Open Data: publishers are the problem

The Chemspider site and blog have been making rapid and valuable progress towards Open Data. This is particularly laudable for a commercial site where Openness in chemistry is a long way from being a proven business model and is actively resisted by many. Here is a typical tale of frustration – I comment below
Why We Can’t Publish Scraped CrystalEye Data Yet….And Science Commons Declare a Protocol for Implementing Open Access Data
Previously I blogged about our intention to scrape CrystalEye data and publish onto ChemSpider. The original comments regarding the data on CrystalEye were as follows:

  1. pm286 Says:
    October 26th, 2007 at 7:54 am (1) All data come from Free sources – i.e. visible without a subscription. Some journals (Acta Crystallographica and RSC for example) do not copyright the data. Others like ACS add copyright notices. It is our contention, and Elsevier has agreed for its own material, that facts are not copyrightable. We have therefore extracted and transformed facts and mounted these. Where the original material (CIF) does not carry copyright we mount it on our pages – where it does we do not, but we have the transformed data. In those cases it would be possible to recreate the original CIF data in semantic form ,but not the exact typographical layout which contains meaningless whitespace.I am not aware that ACS or Elsevier have ever made statements of any kind about our Open Data efforts.You may scrape anything, must you must honour the source and the metadata and you should add the Open Data sticker. If you scrape the link (simplest) you may simpy point to our site. If you scrape more data you should ensure that the integrity of the data is maintined and that if it is re-used the re-used data should still clearly show our metadata.

[PMR: Yesterday’s announcement of the CCZero licence could mean that we change from a meta-licence (“Open Data”) to an explicit CCZero licence. I will need to read the details. I don’t think it changes the arguments below.]

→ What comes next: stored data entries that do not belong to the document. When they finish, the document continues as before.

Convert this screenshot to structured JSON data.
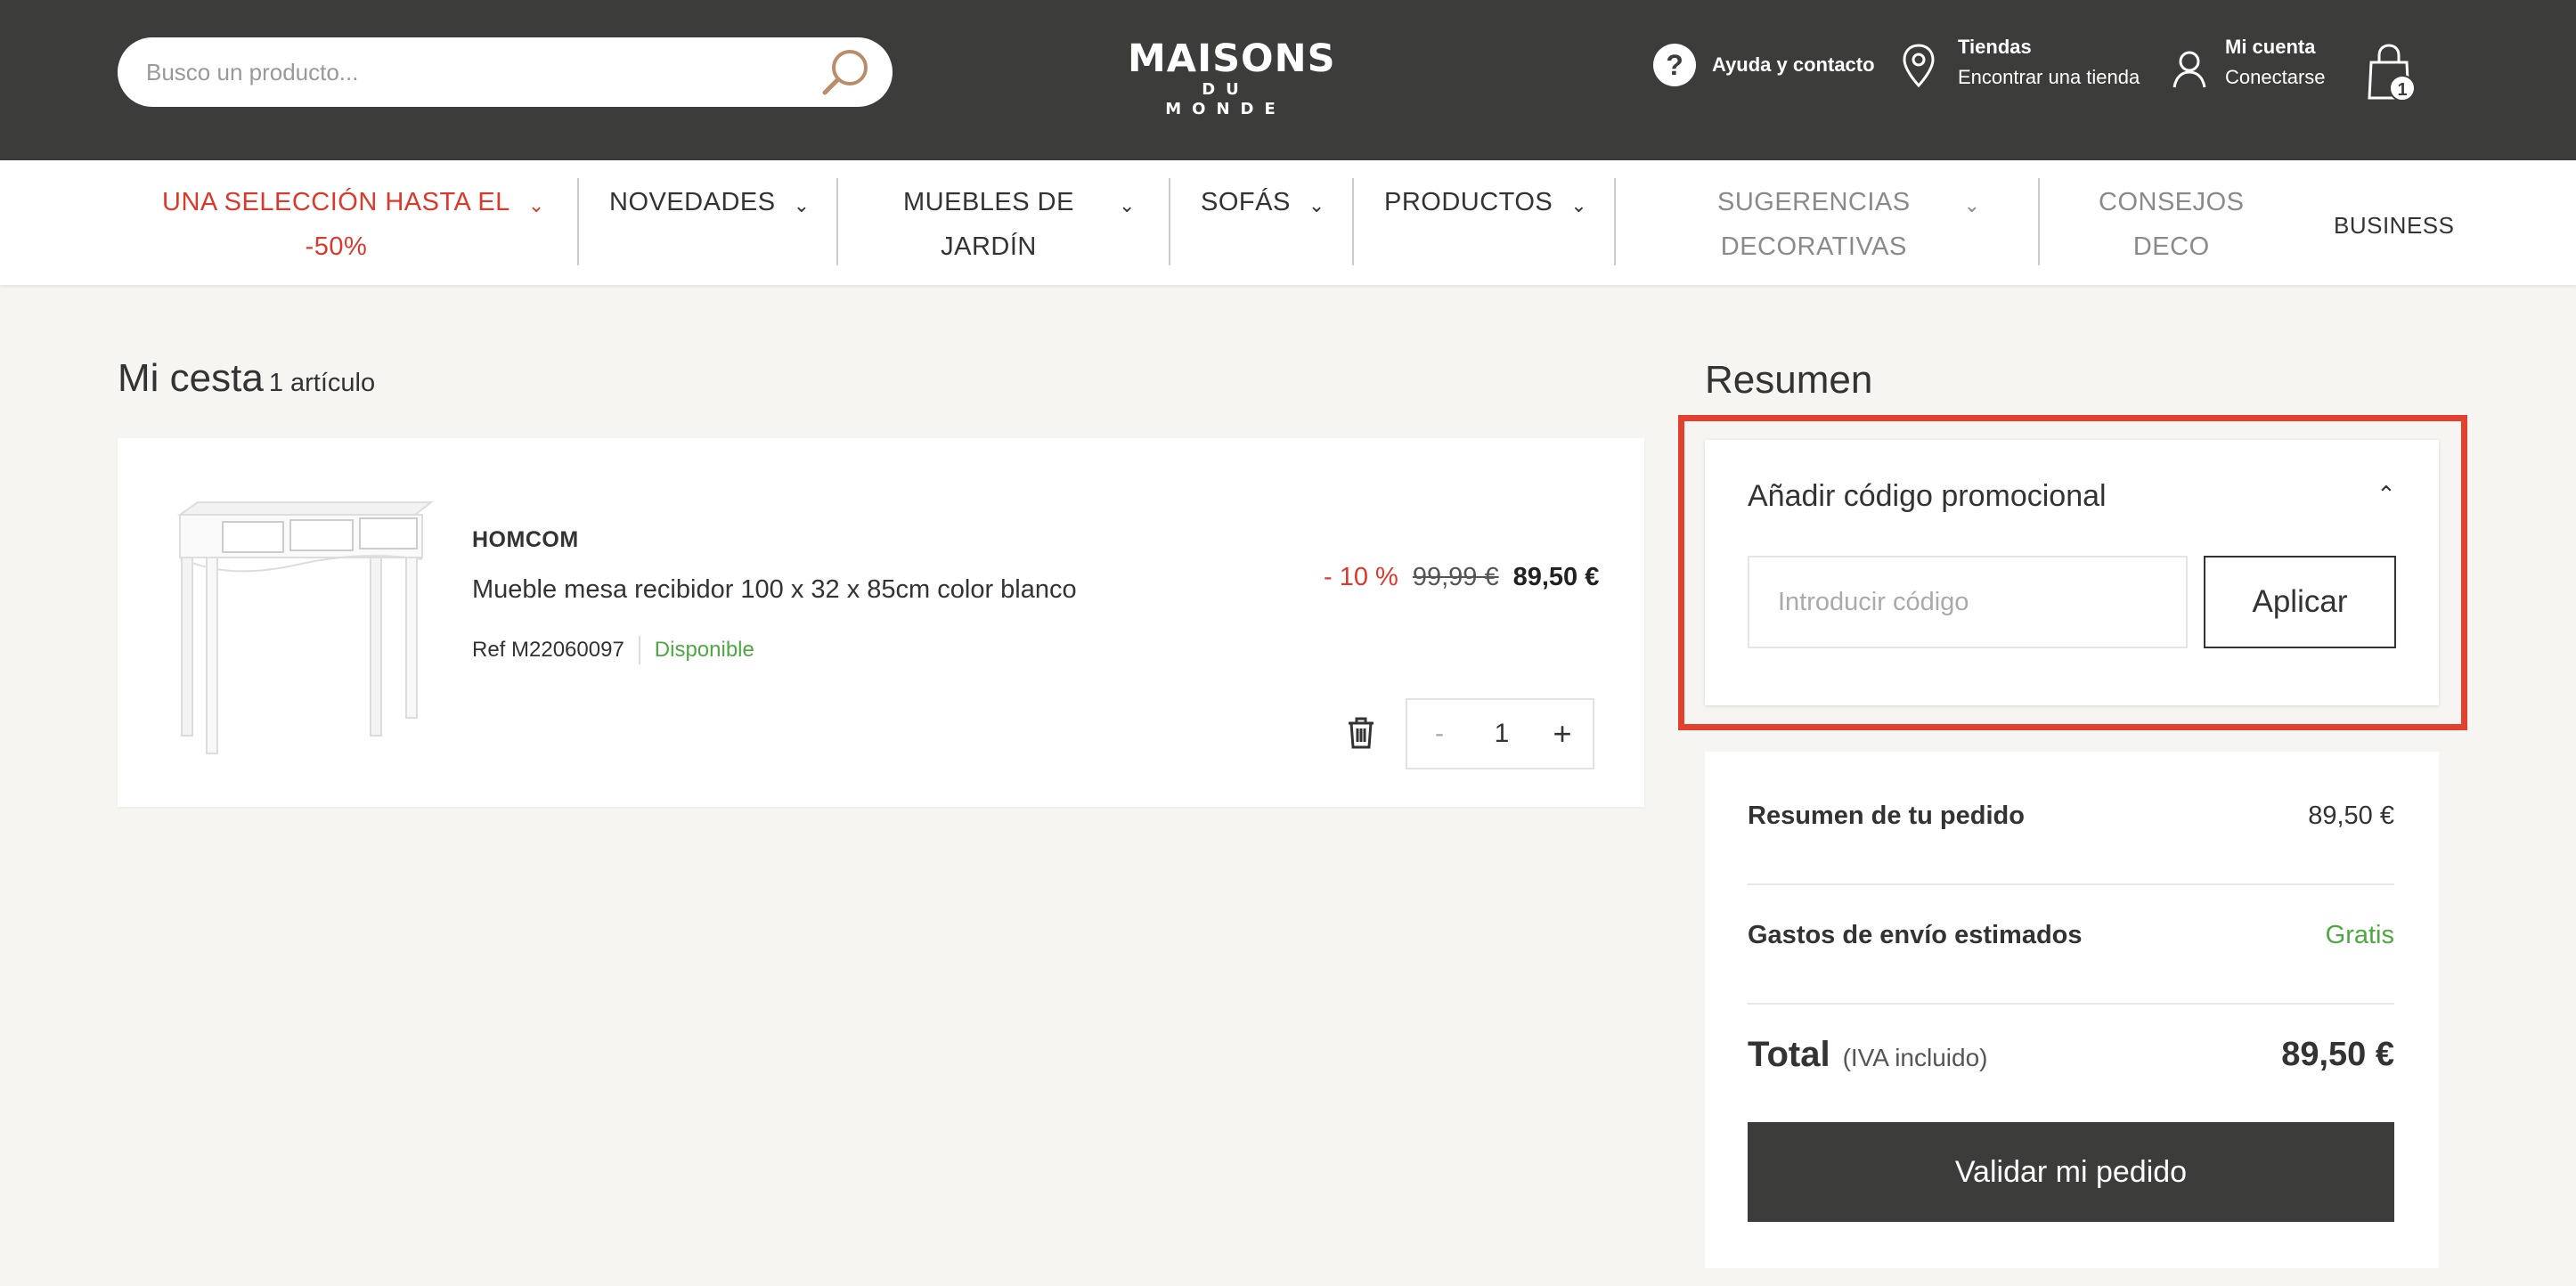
{
  "header": {
    "search_placeholder": "Busco un producto...",
    "logo_line1": "MAISONS",
    "logo_line2": "DU MONDE",
    "help_label": "Ayuda y contacto",
    "stores_title": "Tiendas",
    "stores_sub": "Encontrar una tienda",
    "account_title": "Mi cuenta",
    "account_sub": "Conectarse",
    "cart_count": "1",
    "bg_color": "#3c3c3b"
  },
  "nav": {
    "items": [
      {
        "line1": "UNA SELECCIÓN HASTA EL",
        "line2": "-50%"
      },
      {
        "line1": "NOVEDADES"
      },
      {
        "line1": "MUEBLES DE",
        "line2": "JARDÍN"
      },
      {
        "line1": "SOFÁS"
      },
      {
        "line1": "PRODUCTOS"
      },
      {
        "line1": "SUGERENCIAS",
        "line2": "DECORATIVAS"
      },
      {
        "line1": "CONSEJOS",
        "line2": "DECO"
      },
      {
        "line1": "BUSINESS"
      }
    ],
    "promo_color": "#d93a2b"
  },
  "cart": {
    "title": "Mi cesta",
    "count_label": "1 artículo",
    "item": {
      "brand": "HOMCOM",
      "name": "Mueble mesa recibidor 100 x 32 x 85cm color blanco",
      "ref": "Ref M22060097",
      "availability": "Disponible",
      "discount": "- 10 %",
      "old_price": "99,99 €",
      "price": "89,50 €",
      "quantity": "1",
      "minus": "-",
      "plus": "+"
    }
  },
  "summary": {
    "title": "Resumen",
    "promo": {
      "title": "Añadir código promocional",
      "placeholder": "Introducir código",
      "apply_label": "Aplicar",
      "highlight_color": "#e3402d"
    },
    "order_label": "Resumen de tu pedido",
    "order_value": "89,50 €",
    "shipping_label": "Gastos de envío estimados",
    "shipping_value": "Gratis",
    "total_label": "Total",
    "total_note": "(IVA incluido)",
    "total_value": "89,50 €",
    "validate_label": "Validar mi pedido"
  }
}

We have already done the work to scrape certain data from the site but have chosen to be extra careful with taking the declaration of Open Data made to all data sources. My primary worry was with the data scraped from the ACS journals. With this caution in mind I sent a letter to the copyright department at ACS as outlined here. In fact I made a couple of phone calls, sent the email about 2 more times and finally managed to talk to a nice gentleman from the ACS copyright department and brought my concerns to light. Since then we have exchanged multiple emails, spoken again on the phone and I have been told that a meeting of minds from both Washington and Ohio was being scheduled to discuss the situation. That’s 2 months after my original email.
Today I received the following email and I am excerpting from it..
“Thank you for your inquiry about the proposed use by ChemSpider of information in the CrystalEye database that has been published within certain ACS journal publications. In light of your query, we are examining the manner in which ACS published material is represented within that database as well as the nature of your proposed use, so that we can respond in an informed manner to your request.
If you will be attending the ACS National Meeting in New Orleans, perhaps we could confer with you at that time to discuss our findings and advise you appropriately?
Communicators Name withheld ”
What I thought was a simple question and done with the intention that ChemSpider was safe turns out not to be so simple. It could take until March 2008 to get an answer! At this stage we will not be publishing any of the CrystalEye data without confirmation from each of the publishers that this is allowed. I asked the question previously “Who gets to declare data open or not?“ and even received the question “Why even offer the option of closed?” The primary reason is that we have turbulent times ahead of us around such issues of “openness” and until these are navigated I am working to keep ChemSpider “safe “. I am willing to participate, support and contribute to the evangelism of openness but am equally concerned with keeping ChemSpider alive for the close to 3000 users per day now accessing the service.
It was an interesting day to receive this email about a potential FIVE MONTH delay to a decision about Open Data especially now that Science Commons have released a Protocol for Implementing Open Access Data just yesterday. …
So, while protocols are exposed to the community by Science Commons the challenge of utilizing them now begins…I will be in communication with members of the Science Commons soon to determine how ChemSpider can it into the model…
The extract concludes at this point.